我哥是个酒罐子。
只是到现在他留在家的最后一瓶酒还剩一半,他说这半瓶留给你吧,我出去走走。这一走就是一年。回来时竟然也没什么大变化,本以为他会像那些流浪在外许久的人一样,满头长发,然后骨瘦如柴,咬着一根烟,风尘仆仆,蓬头垢面地回来。但我看他只是像个出去了一个小时就回来的人,似乎还要比出门前干净一点。
我也不知道他一年来去了哪做了什么。他也没有提起,酒照样那样喝。唯一的变化就是他看起了书,一本又一本,他先是把我的书看完了,自己又跑去图书馆借书看,每次借五本,一个星期就还回去,后来他是哪有书就借过来看,房间里就总是堆满书的状态。我也不知道他看是不是真的看完了。而且书像是没选过一样,他去图书馆借书都是随手抽五本就拿过来看,就算抽到词典之类工具书也照看,随着书越看越多,他竟越来越少喝酒,最后竟把酒给断了。
我也没放在心上,不喝也好,省不少。
直到有一天,在桌上看书的他,突然把书合上,站了起来,笑嘻嘻地,摇摇晃晃地向我走来,我一看,他脸红红的,眼神迷离,而真正把我吓得不轻的是他身上散发着酒气。
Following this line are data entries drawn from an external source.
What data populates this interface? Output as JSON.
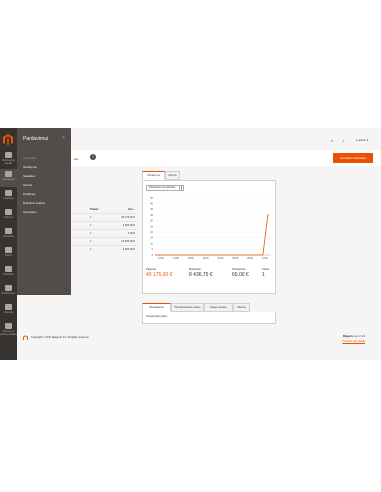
{
  "nav": {
    "items": [
      {
        "icon": "dashboard-icon",
        "label": "Informacinis skydas"
      },
      {
        "icon": "dollar-icon",
        "label": "Pardavimai"
      },
      {
        "icon": "box-icon",
        "label": "Katalogas"
      },
      {
        "icon": "person-icon",
        "label": "Klientai"
      },
      {
        "icon": "megaphone-icon",
        "label": "Rinkodara"
      },
      {
        "icon": "layout-icon",
        "label": "Turinys"
      },
      {
        "icon": "bars-icon",
        "label": "Ataskaitos"
      },
      {
        "icon": "store-icon",
        "label": "Parduotuvės"
      },
      {
        "icon": "gear-icon",
        "label": "Sistema"
      },
      {
        "icon": "puzzle-icon",
        "label": "Partnerių ir plėtinių paieška"
      }
    ]
  },
  "flyout": {
    "title": "Pardavimai",
    "close": "×",
    "section": "Operacijos",
    "items": [
      "Užsakymai",
      "Sąskaitos",
      "Siuntos",
      "Kreditinės",
      "Mokėjimo sutartis",
      "Operacijos"
    ]
  },
  "topbar": {
    "user": "admin"
  },
  "subbar": {
    "scope": "…rtės",
    "help": "?",
    "reload_button": "Atnaujinti Statistiką"
  },
  "left_table": {
    "headers": [
      "Prekės",
      "Viso"
    ],
    "rows": [
      [
        "1",
        "40 175,00 €"
      ],
      [
        "1",
        "2 000,00 €"
      ],
      [
        "1",
        "2,00 €"
      ],
      [
        "1",
        "15 000,00 €"
      ],
      [
        "1",
        "3 000,00 €"
      ]
    ]
  },
  "dashboard": {
    "tabs": [
      "Užsakymai",
      "Sumos"
    ],
    "period": "Paskutinės 24 valandos",
    "period_arrow": "▾",
    "totals": [
      {
        "label": "Pajamos",
        "value": "40 175,00 €",
        "accent": true
      },
      {
        "label": "Mokesčiai",
        "value": "8 436,75 €",
        "accent": false
      },
      {
        "label": "Pristatymas",
        "value": "60,00 €",
        "accent": false
      },
      {
        "label": "Kiekis",
        "value": "1",
        "accent": false
      }
    ]
  },
  "chart_data": {
    "type": "line",
    "x": [
      "10:00",
      "12:00",
      "14:00",
      "16:00",
      "18:00",
      "20:00",
      "22:00",
      "00:00",
      "02:00",
      "04:00",
      "06:00",
      "08:00"
    ],
    "xticks": [
      "10:00",
      "14:00",
      "18:00",
      "22:00",
      "02:00",
      "06:00",
      "08:00",
      "10:00"
    ],
    "ylim": [
      0,
      50
    ],
    "yticks": [
      0,
      5,
      10,
      15,
      20,
      25,
      30,
      35,
      40,
      45,
      50
    ],
    "series": [
      {
        "values": [
          0,
          0,
          0,
          0,
          0,
          0,
          0,
          0,
          0,
          0,
          0,
          0,
          0,
          0,
          0,
          0,
          0,
          0,
          0,
          0,
          0,
          0,
          36
        ]
      }
    ],
    "color": "#eb5202"
  },
  "lower": {
    "tabs": [
      "Bestselleriai",
      "Populiariausios prekės",
      "Naujos prekės",
      "Klientai"
    ],
    "message": "Nerasta jokių įrašų."
  },
  "footer": {
    "copyright": "Copyright © 2017 Magento Inc. All rights reserved.",
    "version_label": "Magento",
    "version": "ver. 2.1.9",
    "report": "Pranešti apie klaidą"
  }
}
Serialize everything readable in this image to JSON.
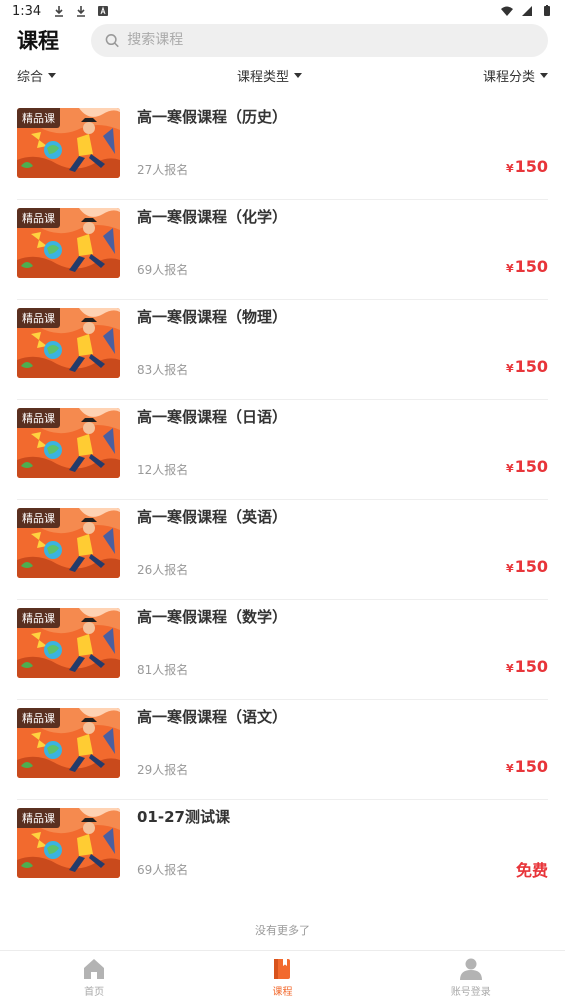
{
  "status_bar": {
    "time": "1:34"
  },
  "header": {
    "title": "课程",
    "search_placeholder": "搜索课程"
  },
  "filters": [
    {
      "label": "综合"
    },
    {
      "label": "课程类型"
    },
    {
      "label": "课程分类"
    }
  ],
  "courses": [
    {
      "tag": "精品课",
      "title": "高一寒假课程（历史）",
      "enroll": "27人报名",
      "currency": "¥",
      "price": "150"
    },
    {
      "tag": "精品课",
      "title": "高一寒假课程（化学）",
      "enroll": "69人报名",
      "currency": "¥",
      "price": "150"
    },
    {
      "tag": "精品课",
      "title": "高一寒假课程（物理）",
      "enroll": "83人报名",
      "currency": "¥",
      "price": "150"
    },
    {
      "tag": "精品课",
      "title": "高一寒假课程（日语）",
      "enroll": "12人报名",
      "currency": "¥",
      "price": "150"
    },
    {
      "tag": "精品课",
      "title": "高一寒假课程（英语）",
      "enroll": "26人报名",
      "currency": "¥",
      "price": "150"
    },
    {
      "tag": "精品课",
      "title": "高一寒假课程（数学）",
      "enroll": "81人报名",
      "currency": "¥",
      "price": "150"
    },
    {
      "tag": "精品课",
      "title": "高一寒假课程（语文）",
      "enroll": "29人报名",
      "currency": "¥",
      "price": "150"
    },
    {
      "tag": "精品课",
      "title": "01-27测试课",
      "enroll": "69人报名",
      "currency": "",
      "price": "免费"
    }
  ],
  "list_footer": "没有更多了",
  "bottom_nav": [
    {
      "label": "首页",
      "icon": "home-icon",
      "active": false
    },
    {
      "label": "课程",
      "icon": "book-icon",
      "active": true
    },
    {
      "label": "账号登录",
      "icon": "user-icon",
      "active": false
    }
  ],
  "colors": {
    "accent": "#f26a2e",
    "price": "#e8353a"
  }
}
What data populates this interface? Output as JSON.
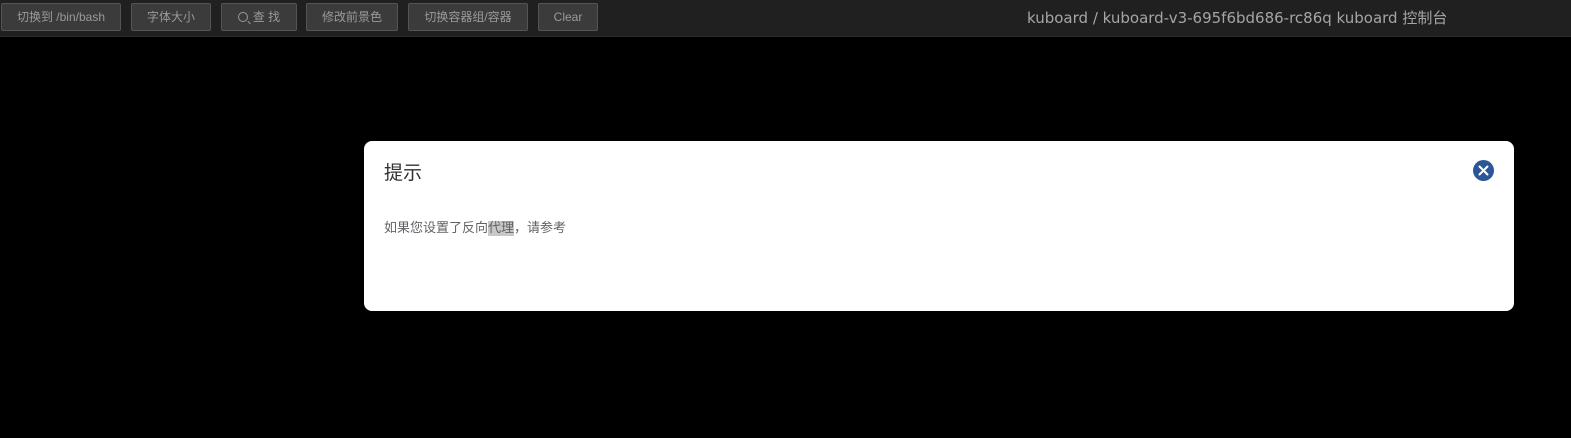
{
  "toolbar": {
    "buttons": [
      {
        "label": "切换到 /bin/bash"
      },
      {
        "label": "字体大小"
      },
      {
        "label": "查 找",
        "icon": "search-icon"
      },
      {
        "label": "修改前景色"
      },
      {
        "label": "切换容器组/容器"
      },
      {
        "label": "Clear"
      }
    ],
    "title": "kuboard / kuboard-v3-695f6bd686-rc86q kuboard 控制台"
  },
  "dialog": {
    "title": "提示",
    "close_icon": "close-circle-icon",
    "message_before": "如果您设置了反向",
    "message_highlight": "代理",
    "message_after": "，请参考"
  },
  "colors": {
    "toolbar_bg": "#202020",
    "button_bg": "#3b3b3b",
    "terminal_bg": "#000000",
    "dialog_bg": "#ffffff",
    "close_icon": "#2b5797"
  }
}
我哥是那种干下十斤白酒也不会有一点酒气的人,而且自我会睁眼喊娘起我就没见过他这样。
现实的经验告诉我的是,我哥醉了。但家里早已经没酒一段时间了,我脑子有点反应不过来,他支支吾吾不知道说了些什么,突然捂着嘴踉踉跄跄地跑去卫生间吐了起来。
剩下我在那目瞪口呆,不知所措。
尽管荒谬至极,但我还是得承认我哥看书后出现了喝醉后的症状,我不知道其中有什么关联。但事实摆在眼前我只得接受我哥看书会醉这个现实。
我也不敢带他去看医生,或者告诉别人,怕会被当成神经病或者被拿去做活体实验。只好在他醉后照料一下。
他似乎也很自然地接受了自己的变化。估计是怕影响到家人,他看书节制了一点,而且经常只呆在读书馆看,有时候会看到晚上闭馆才醉醺醺地回来。
后来,他在一张书单里根据书的类别,作者等标记了书的度数。学术类的书是度数最高的,第二是文艺类,最低是工具书类。像康德、尼采、叔本华这类哲学家的书平均度数在五十度以上。而马尔克斯、昆德拉、黑塞这类作家的书度数在三十度上下。工具书和图鉴之类的,像啤酒一样只有仅仅几度。至于诗歌类的度数高低不一,甚至同一首诗,他说读起来有时像喝了茅台,有时则像只喝了啤酒。
我也不知道他的口感如何,能不能品尝出哪些是盗版书,或者出版年份什么的。
这样又过了好些日子,一天我突然收到了医院的通知,说我哥在图书馆疑似酒精中毒正在送往医院抢救。我连忙赶去医院,万幸经过抢救度过了危险期。
我哥出院后,回家第一件事就是在他的书单里标记上:98°----《资本论》马克思。